ファウスト(演じるのは、スウェーデンの俳優一家スタルスガルト家の末っ子)=人を刺してみたらどういう感触なのか体験してみたい=悪魔崇拝の中でいろんな情報を得てそう思う。が、結局は自身の承認欲求を満たすための殺人。
デッド=親に虐待された経験からなのか、死にたいばかりの強い欲求。
このような、人間の持つ「果てしない欲求」を抉るように描く作風に、力を感じる。
一方で、祭り上げられながらもどこかにずっと怯えを持つ、そんな優しくナイーブな面も併せ持つ主人公:ユーロニモスのキャラクターを繊細に演じているローリー・カルキン(マコーレ・カルキンの弟)にも人間的な魅力が溢れている。
しかし、若さの暴走とともに、こういう「悪の暴走」が、私がすごく魅力を感じたユーロニモスを襲う悲劇の元凶となること、つまり「悪」は人間の「良さ」を簡単に凌駕してしまう、ということを映画の中でこれでもか、と見せつけられてしまう。
やはり、人間の源は性悪説に基づくものなのではないのか、と思わずにはいられない。
これが、観たあともとにかくずっと頭の中に残り、所属する映画サロンの年間回顧「今年の1本」は一瞬でこの作品を選んだ。
(ベスト1ではなく、あくまで今年の1本)
また、ブラックメタルも、こういう映画のテーマ性とのセットで流れると騒音でなく立派な映画音楽となることを補足しておく。
そんな、悪の中にも総合芸術の「バランス」を見せてくれる(魅せてくれる、惹きつけられる)、数少ない、貴重な作品ということで紹介するのですが、かなり残酷でエグい描写や音響が作中に出てくるため、鑑賞する場合は、それなりに勇気を持っていただくことをおすすめします。
これは悪の本質を表現した青春映画
ヴァルグの「大義のためにやるのか、目立ちたいからやるのかどっちかにしろ」というセリフがこの映画のテーマだと思われますね。
有名になるために教会を燃やした主人公ユーロニモスと、自分は大義のためにやっていると「思いこんでる」ヴァルグ。

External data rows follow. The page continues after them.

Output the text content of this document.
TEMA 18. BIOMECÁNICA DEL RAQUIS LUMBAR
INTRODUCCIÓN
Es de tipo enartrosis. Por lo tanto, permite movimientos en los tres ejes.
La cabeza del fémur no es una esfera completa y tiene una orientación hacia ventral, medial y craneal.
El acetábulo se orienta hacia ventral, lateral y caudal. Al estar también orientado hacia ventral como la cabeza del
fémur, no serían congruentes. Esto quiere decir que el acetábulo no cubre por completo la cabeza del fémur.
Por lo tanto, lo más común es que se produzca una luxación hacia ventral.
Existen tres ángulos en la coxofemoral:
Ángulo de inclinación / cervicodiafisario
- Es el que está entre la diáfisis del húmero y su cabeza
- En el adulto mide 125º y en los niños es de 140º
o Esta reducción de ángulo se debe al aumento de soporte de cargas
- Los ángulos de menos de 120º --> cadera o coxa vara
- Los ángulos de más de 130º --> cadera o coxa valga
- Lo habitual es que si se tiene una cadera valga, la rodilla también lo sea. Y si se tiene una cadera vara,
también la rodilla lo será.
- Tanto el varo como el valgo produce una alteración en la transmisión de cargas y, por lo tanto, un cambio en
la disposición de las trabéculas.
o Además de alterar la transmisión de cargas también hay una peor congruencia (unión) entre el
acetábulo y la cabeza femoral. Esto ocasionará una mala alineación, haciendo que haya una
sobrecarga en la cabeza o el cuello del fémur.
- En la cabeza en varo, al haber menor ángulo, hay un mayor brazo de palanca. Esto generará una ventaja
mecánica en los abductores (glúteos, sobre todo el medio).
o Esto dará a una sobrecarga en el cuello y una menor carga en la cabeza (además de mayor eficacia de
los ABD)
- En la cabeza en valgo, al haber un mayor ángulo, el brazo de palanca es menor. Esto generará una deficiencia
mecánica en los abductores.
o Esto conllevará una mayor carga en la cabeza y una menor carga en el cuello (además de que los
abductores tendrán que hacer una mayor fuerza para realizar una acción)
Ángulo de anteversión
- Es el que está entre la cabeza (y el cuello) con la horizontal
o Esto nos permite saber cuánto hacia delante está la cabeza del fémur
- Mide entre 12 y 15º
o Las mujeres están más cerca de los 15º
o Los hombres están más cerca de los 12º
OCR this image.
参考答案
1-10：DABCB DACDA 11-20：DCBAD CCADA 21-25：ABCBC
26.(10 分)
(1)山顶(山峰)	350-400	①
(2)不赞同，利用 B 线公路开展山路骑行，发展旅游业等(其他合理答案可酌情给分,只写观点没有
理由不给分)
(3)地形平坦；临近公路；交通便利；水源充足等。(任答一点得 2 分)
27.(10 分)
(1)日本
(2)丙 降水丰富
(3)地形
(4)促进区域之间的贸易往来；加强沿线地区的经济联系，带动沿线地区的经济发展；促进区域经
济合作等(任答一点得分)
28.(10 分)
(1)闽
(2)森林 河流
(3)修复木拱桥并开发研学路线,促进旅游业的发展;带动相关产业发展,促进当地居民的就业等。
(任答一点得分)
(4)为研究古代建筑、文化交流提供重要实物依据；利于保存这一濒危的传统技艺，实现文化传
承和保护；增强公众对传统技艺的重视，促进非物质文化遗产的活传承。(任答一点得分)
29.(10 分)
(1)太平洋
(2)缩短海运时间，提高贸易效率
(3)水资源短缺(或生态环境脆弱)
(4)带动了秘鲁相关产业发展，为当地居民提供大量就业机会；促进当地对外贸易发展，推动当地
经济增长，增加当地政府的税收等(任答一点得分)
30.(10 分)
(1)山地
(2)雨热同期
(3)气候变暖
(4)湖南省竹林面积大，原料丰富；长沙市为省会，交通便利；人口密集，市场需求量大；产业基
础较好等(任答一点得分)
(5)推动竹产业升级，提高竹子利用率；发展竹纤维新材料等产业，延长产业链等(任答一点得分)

同じくヴァルグの「悪魔に魂を売るなと言ったろ?」というセリフ。
ヴァルグにとって悪魔に魂を売ることとは、有名になりたいという自分の欲求を、他人を犠牲にすることで満たすこと。一方ヴァルグは、世界を良い方向に変えるには、多少の犠牲はやむおえないという考えを持っています。ヴァルグが理解できていないのは、二つは実は同じだということ。
生きていれば、理由をつけて自分を正当化したい場面はありますが、それだと人に迷惑をかけてしまうこともある。しかし自分や家族を守るために、そうせざるを得ない場合もあります。
日常に落とし込むと、ファミレスからの帰り、傘立てに自分のビニール傘がなかったので他の人のビニール傘をさして帰った。みたいなことでしょうか?笑
自分を守るために小さな悪は必要なのかもしれません。この悪の肯定こそが、ブラックメタルという音楽の魅力とも言えるでしょう。
最後ヴァルグがユーロニモスを殺したのはおそらく単なる意地の張り合いですね。
自分のいないところで「殺してやる」と言われていたことを聞いて「もういいわあいつ(怒)」となってしまっただけだと思います。映画なので一線は超えているものの、喧嘩の発端はかなりどうでもいいこと。言った本人は本音ではないしあまり覚えてない。友達とか恋人との喧嘩ってこんな感じですよね笑
尖りたい若者たちの青春映画であると同時に、大義という「ハッタリ」に隠れた自我、悪の本質を見事に表現している作品です!